I would like to get the average and standard deviation for each array position. For this, I use two "aggregating" arrays @sum and @sum_squares initialed with zeros. I then retrieve from the disk one array at a time and add all of its values (loop...) to the corresponding places in the "aggregating" arrays. Finally, I do the calculations for each position Any suggestion on how to improve that? Perhaps there is a faster way to "sum up" arrays?  [reply] 

The run time for any solution will be dictated by disk I/O time. At least some options are:
 get faster disks  a raid array may help
 store less data  use binary files rather than text files
 reorganise the data to make retrieval more efficient  one file with 1000 numbers per line maybe? (I doubt this will help much in this case though.)
Of course those options aren't exclusive so you may be able to apply some or all of them. The way the files are generated may exclude some options too.
True laziness is hard work
 [reply] 

GrandFather's right as far as IO being the dominant cost here.
So why not avoid the IO completely.
Rather than writing the numbers to disk and then reading them back to accumulate the sums and sum of squares, do the accumulation in the original process?
The cost of accumulating these in the original process will be far less than writing the values to disk.
 [reply] 

Let me describe the complete scenario and try to make things more clear. I start by generating 1000 sets of ranges. Generating the sets is done using some other data that needs parsing etc., but it is done only once. From now on, the sets are fixed and I do not change them.
I chose to store each set of ranges as a hash with key= range start point, value = array of lengths of all ranges that start at that start point. For example, the set of ranges ((100,200),(50,70),(50,100)) will be stored as:
{100=>[100], 50=>[20,50]}
Each of these sets is stored to disk. I can then generate a "counts array" by retrieving the required set, converting it into an inversion list (as moritz so kindly suggested) and iterating the whole range once. This works great. I can also do the same for each of the 1000 sets and aggregate the results for each position, then derive the mean and standard deviation for each position in the whole range.

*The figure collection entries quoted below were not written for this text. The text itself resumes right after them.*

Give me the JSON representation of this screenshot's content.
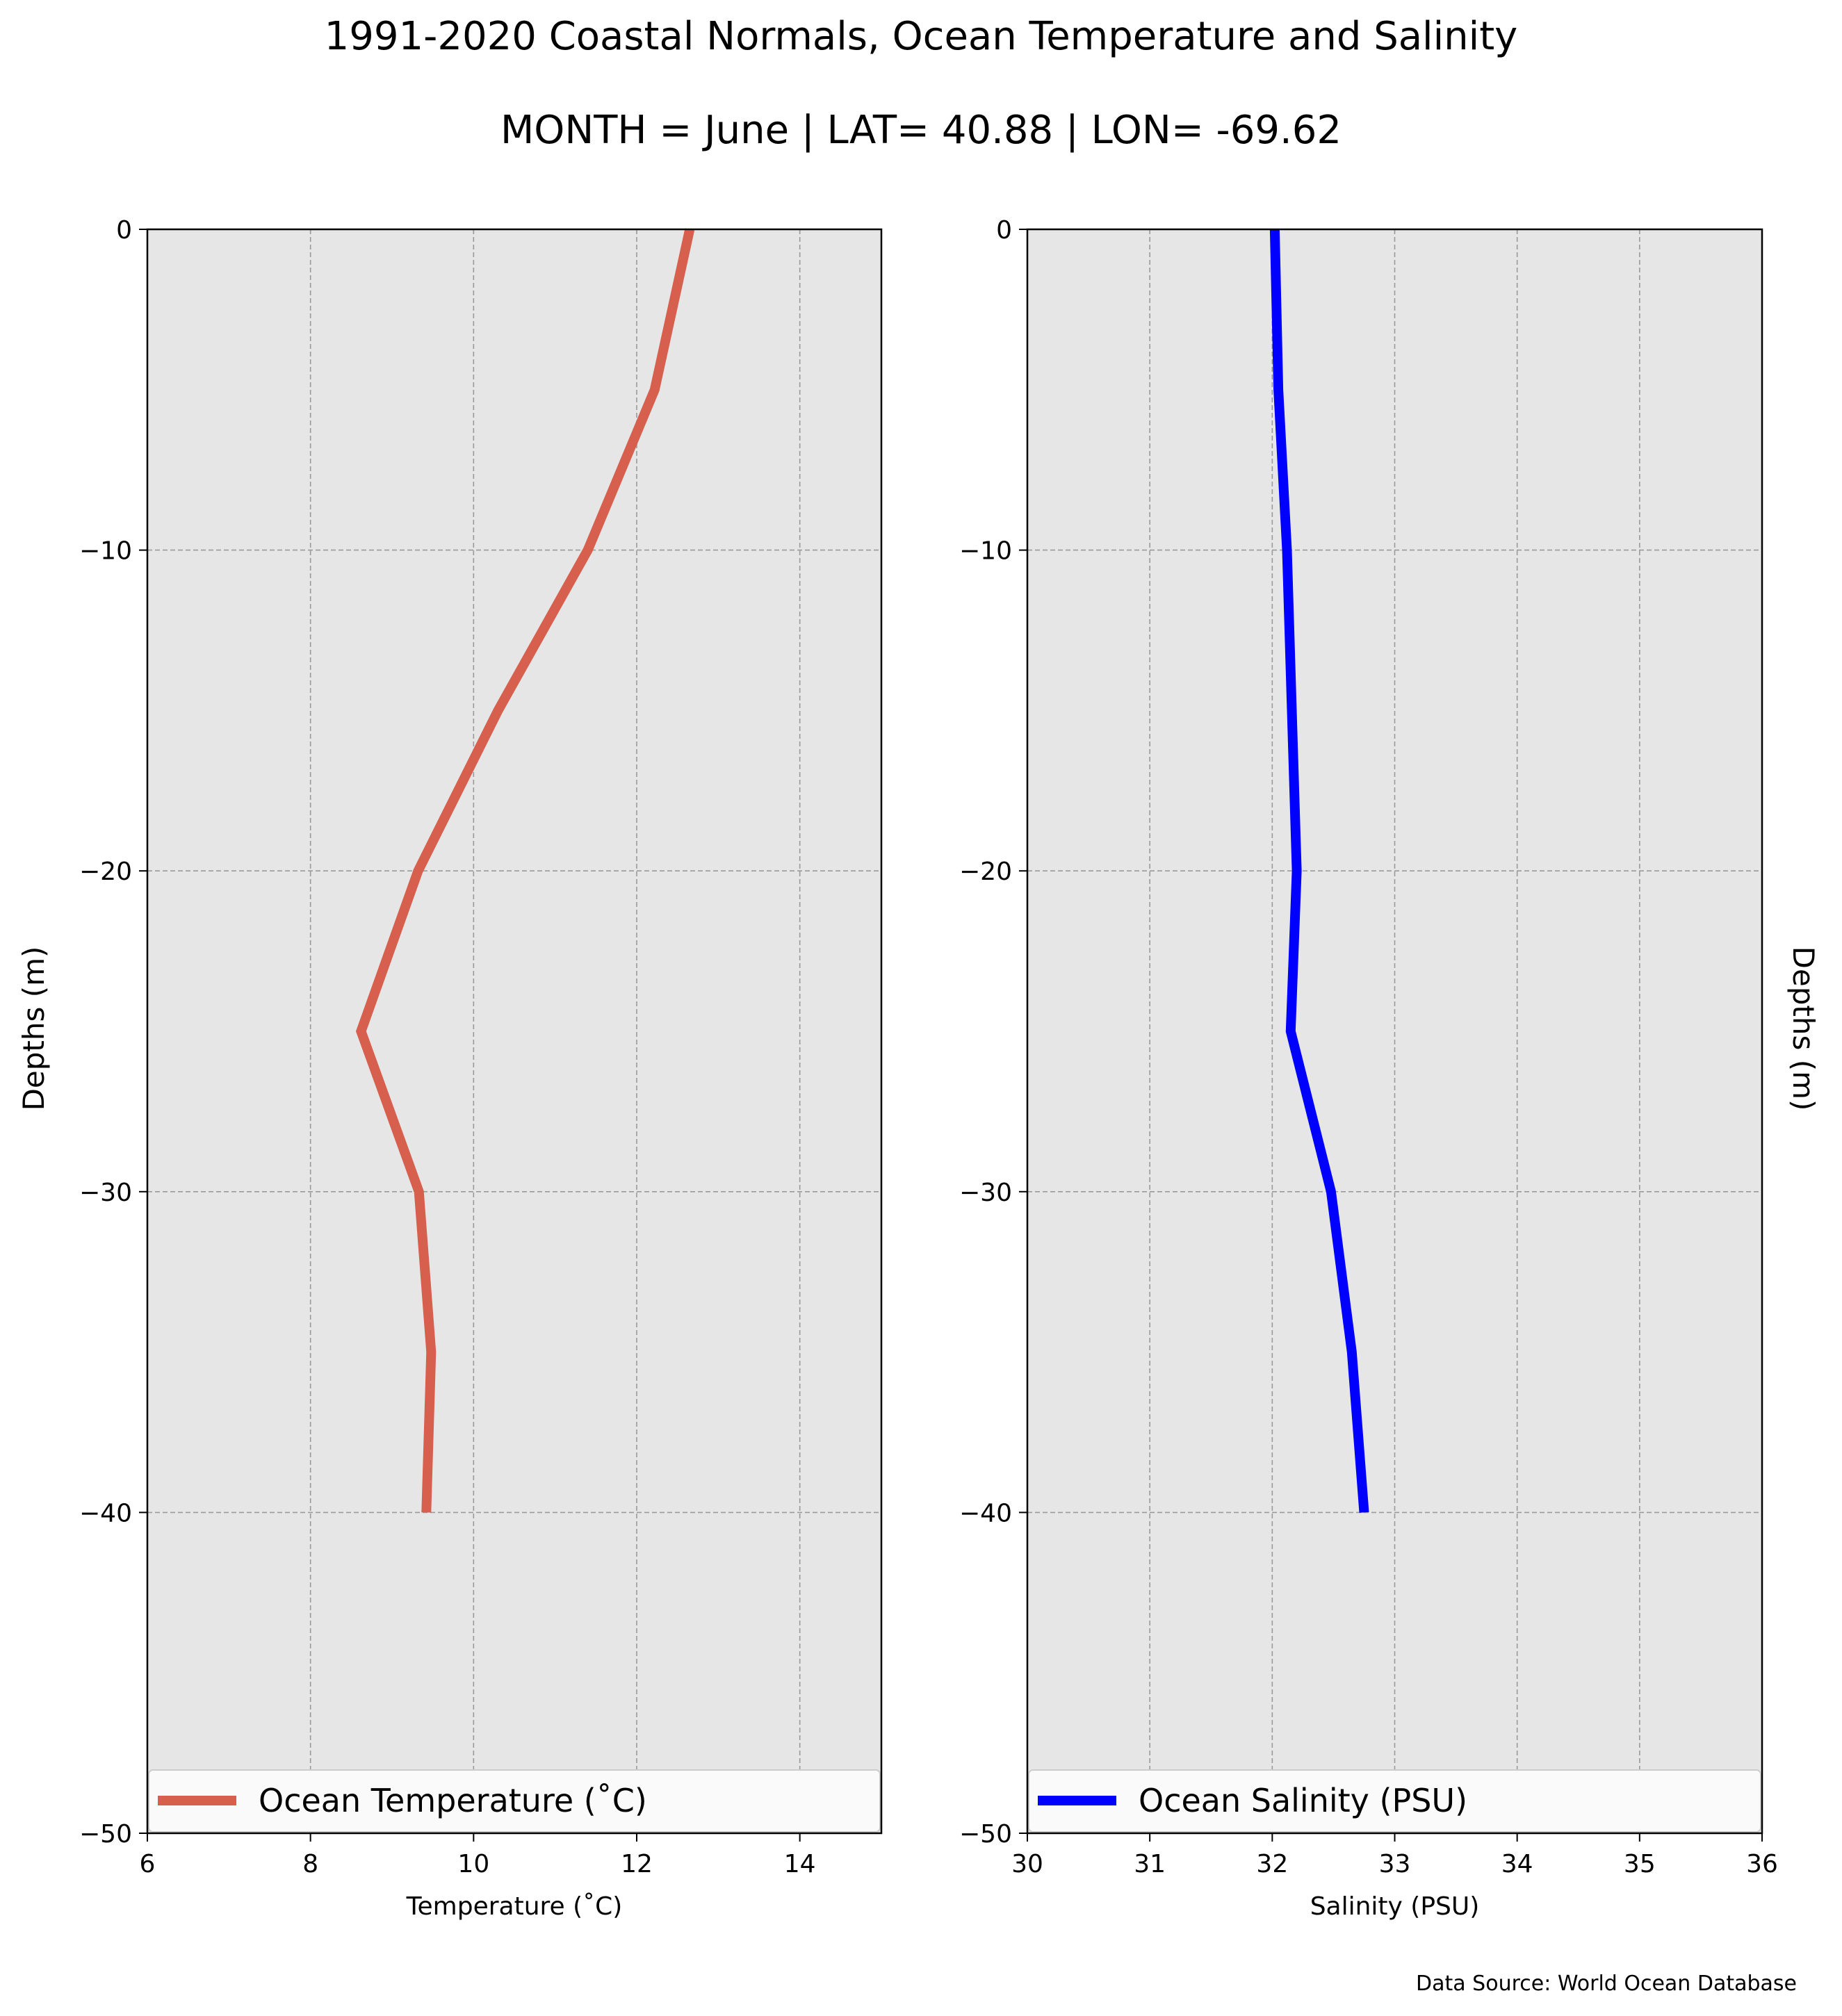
{
  "title": "1991-2020 Coastal Normals, Ocean Temperature and Salinity",
  "subtitle": "MONTH = June | LAT= 40.88 | LON= -69.62",
  "source": "Data Source: World Ocean Database",
  "colors": {
    "panel_bg": "#e6e6e6",
    "grid": "#9a9a9a",
    "temperature": "#d65f4e",
    "salinity": "#0000ff"
  },
  "chart_data": [
    {
      "type": "line",
      "xlabel": "Temperature ($^\\circ$C)",
      "xlabel_display": "Temperature (˚C)",
      "ylabel": "Depths (m)",
      "xlim": [
        6,
        15
      ],
      "ylim": [
        -50,
        0
      ],
      "xticks": [
        6,
        8,
        10,
        12,
        14
      ],
      "yticks": [
        0,
        -10,
        -20,
        -30,
        -40,
        -50
      ],
      "grid": true,
      "legend": "bottom",
      "series": [
        {
          "name": "Ocean Temperature (˚C)",
          "x": [
            12.65,
            12.22,
            11.4,
            10.3,
            9.32,
            8.62,
            9.33,
            9.48,
            9.42
          ],
          "y": [
            0,
            -5,
            -10,
            -15,
            -20,
            -25,
            -30,
            -35,
            -40
          ]
        }
      ]
    },
    {
      "type": "line",
      "xlabel": "Salinity (PSU)",
      "ylabel": "Depths (m)",
      "xlim": [
        30,
        36
      ],
      "ylim": [
        -50,
        0
      ],
      "xticks": [
        30,
        31,
        32,
        33,
        34,
        35,
        36
      ],
      "yticks": [
        0,
        -10,
        -20,
        -30,
        -40,
        -50
      ],
      "grid": true,
      "legend": "bottom",
      "series": [
        {
          "name": "Ocean Salinity (PSU)",
          "x": [
            32.02,
            32.05,
            32.12,
            32.16,
            32.2,
            32.15,
            32.48,
            32.65,
            32.75
          ],
          "y": [
            0,
            -5,
            -10,
            -15,
            -20,
            -25,
            -30,
            -35,
            -40
          ]
        }
      ]
    }
  ]
}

Now, there is another kind of queries I need to answer. Given some condition on ranges, e.g. "start point < x && end point > y", I would like to generate the "counts array" after removing all ranges that answer the condition. So I load the original sets, remove all ranges that apply, and continue through the pipeline. Obviously, I do not store the filtered sets (the filtering was only done for the purpose of the query).
One last type of query is a bit different  instead of generating a "counts array", I would like to tell how many ranges answer some condition (e.g. as the e.g. before).

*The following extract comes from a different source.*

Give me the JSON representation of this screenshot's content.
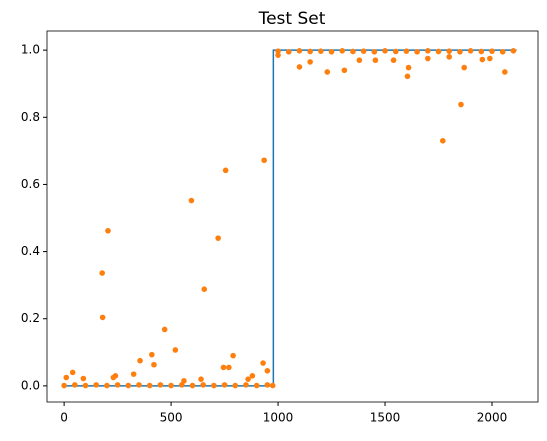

This is also why I think I have to keep the original set and not just the inversion list, which I, by the way, do not store but generate on the fly when "counts array" queries are run. To conclude, I think I do need to save the original sets on disk, since generating the sets from scratch takes some time and requires reading loading other data as I mentioned in the beginning. I think it makes sense to generate the sets once, then load + filter/answer queries. But perhaps I can store the sets more efficiently? Maybe storing them all in one file is better? I should note that some sets contain up to 80000 keys (start points) and take 1.5MB when stored (using nstore), so putting together 1000 sets like this might not be such a good idea. As always, your ideas are welcomed. I will be more than happy to supply more clarifications. Thank you all.